One of the common sources of misery for the characters in this novel is the guilt they feel about their interactions with Ricky, which exponentially compounds their grief. Alyssa confides in Jeremy that she was the one who told Ricky where their mother hid her gun. Her reasoning for doing so, at the time, was innocuous and unthinking: “I don’t believe in having a gun in the house without everyone knowing where it is. Just seems wrong. But you know how it makes me feel? I mean, can you imagine?” Harriet worked overtime in order to buy a laptop for Ricky as his Christmas gift, thinking it could be useful for school work and also bring him out of his shell. While the laptop did help in these areas, it also enabled him to engage in social media, which played an important part in his undoing. Corky, meanwhile, encouraged Ricky to stop being the victim of pranks at camp by getting even with his tormentors, unwittingly awakening something inside Ricky that he’d long repressed. Corky recalls what happened after Ricky played a harmless prank on his bunkmates:
I’d expected some laughter maybe. Maybe some contentment, satisfaction, smugness. But what I saw [on Ricky’s face] was menace. Like a serious power trip gone bad. For a second he looked like he was snarling, like some rabid animal, and his little chest was heaving up and down, up and down. I didn’t like that look one bit, so I was relieved when it turned into something like sadness […] He mouthed, Not gonna be embarrassed again. And this gave me the fucking chills.

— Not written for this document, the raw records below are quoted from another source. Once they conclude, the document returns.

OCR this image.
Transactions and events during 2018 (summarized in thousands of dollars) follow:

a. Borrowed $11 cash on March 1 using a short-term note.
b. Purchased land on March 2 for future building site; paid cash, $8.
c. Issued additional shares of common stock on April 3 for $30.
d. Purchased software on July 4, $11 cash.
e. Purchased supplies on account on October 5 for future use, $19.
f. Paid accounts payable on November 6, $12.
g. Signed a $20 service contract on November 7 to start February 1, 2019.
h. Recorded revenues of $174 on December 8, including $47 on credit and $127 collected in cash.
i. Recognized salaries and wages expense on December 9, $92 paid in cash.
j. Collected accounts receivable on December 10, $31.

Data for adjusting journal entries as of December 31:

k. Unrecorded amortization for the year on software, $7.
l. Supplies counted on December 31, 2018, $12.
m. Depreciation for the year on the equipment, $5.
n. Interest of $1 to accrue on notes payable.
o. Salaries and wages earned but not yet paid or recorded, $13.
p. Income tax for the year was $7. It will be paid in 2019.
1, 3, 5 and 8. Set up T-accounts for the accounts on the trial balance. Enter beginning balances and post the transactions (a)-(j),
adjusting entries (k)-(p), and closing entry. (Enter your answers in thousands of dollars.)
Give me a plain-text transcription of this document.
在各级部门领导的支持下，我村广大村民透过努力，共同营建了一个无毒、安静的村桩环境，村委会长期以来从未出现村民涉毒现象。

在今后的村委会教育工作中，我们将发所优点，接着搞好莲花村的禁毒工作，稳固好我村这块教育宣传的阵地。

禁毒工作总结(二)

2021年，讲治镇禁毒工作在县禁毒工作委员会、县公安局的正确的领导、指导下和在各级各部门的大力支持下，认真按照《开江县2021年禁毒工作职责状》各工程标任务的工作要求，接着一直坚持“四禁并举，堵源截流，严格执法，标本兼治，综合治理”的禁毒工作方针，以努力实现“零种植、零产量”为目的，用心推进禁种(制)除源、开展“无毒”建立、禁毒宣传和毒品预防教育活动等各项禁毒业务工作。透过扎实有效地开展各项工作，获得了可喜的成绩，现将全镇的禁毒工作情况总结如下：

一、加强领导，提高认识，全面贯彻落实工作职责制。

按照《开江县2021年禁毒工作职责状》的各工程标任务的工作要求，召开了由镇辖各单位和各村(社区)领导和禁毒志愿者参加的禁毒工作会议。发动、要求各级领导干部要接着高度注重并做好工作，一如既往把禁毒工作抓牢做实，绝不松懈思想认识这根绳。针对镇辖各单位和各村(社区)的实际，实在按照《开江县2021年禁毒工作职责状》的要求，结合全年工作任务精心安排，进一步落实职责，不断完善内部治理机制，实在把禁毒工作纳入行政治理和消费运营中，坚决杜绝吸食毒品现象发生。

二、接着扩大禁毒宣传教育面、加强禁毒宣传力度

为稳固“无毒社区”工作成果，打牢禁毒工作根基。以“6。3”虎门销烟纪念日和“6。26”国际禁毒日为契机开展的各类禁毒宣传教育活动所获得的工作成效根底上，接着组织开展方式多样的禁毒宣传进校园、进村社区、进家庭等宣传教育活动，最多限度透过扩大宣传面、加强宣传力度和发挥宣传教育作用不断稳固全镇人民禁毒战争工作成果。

Mattson fully inhabits the characters who come together to render Ricky’s last year of life, and he punches hard in every scene, evoking feelings of anger and regret that any teen should ever be bullied or ostracized because of his sexuality. He also manages to create a palpable aura of suspense, backtracking into the events that led to the shooting. Ultimately, however, the real tension of The Lost Prayers of Ricky Graves doesn’t come from discovering why Ricky took his classmate’s life and his own, but from learning about the desperate, aching loneliness of a young man with whom many interacted but few ever really knew.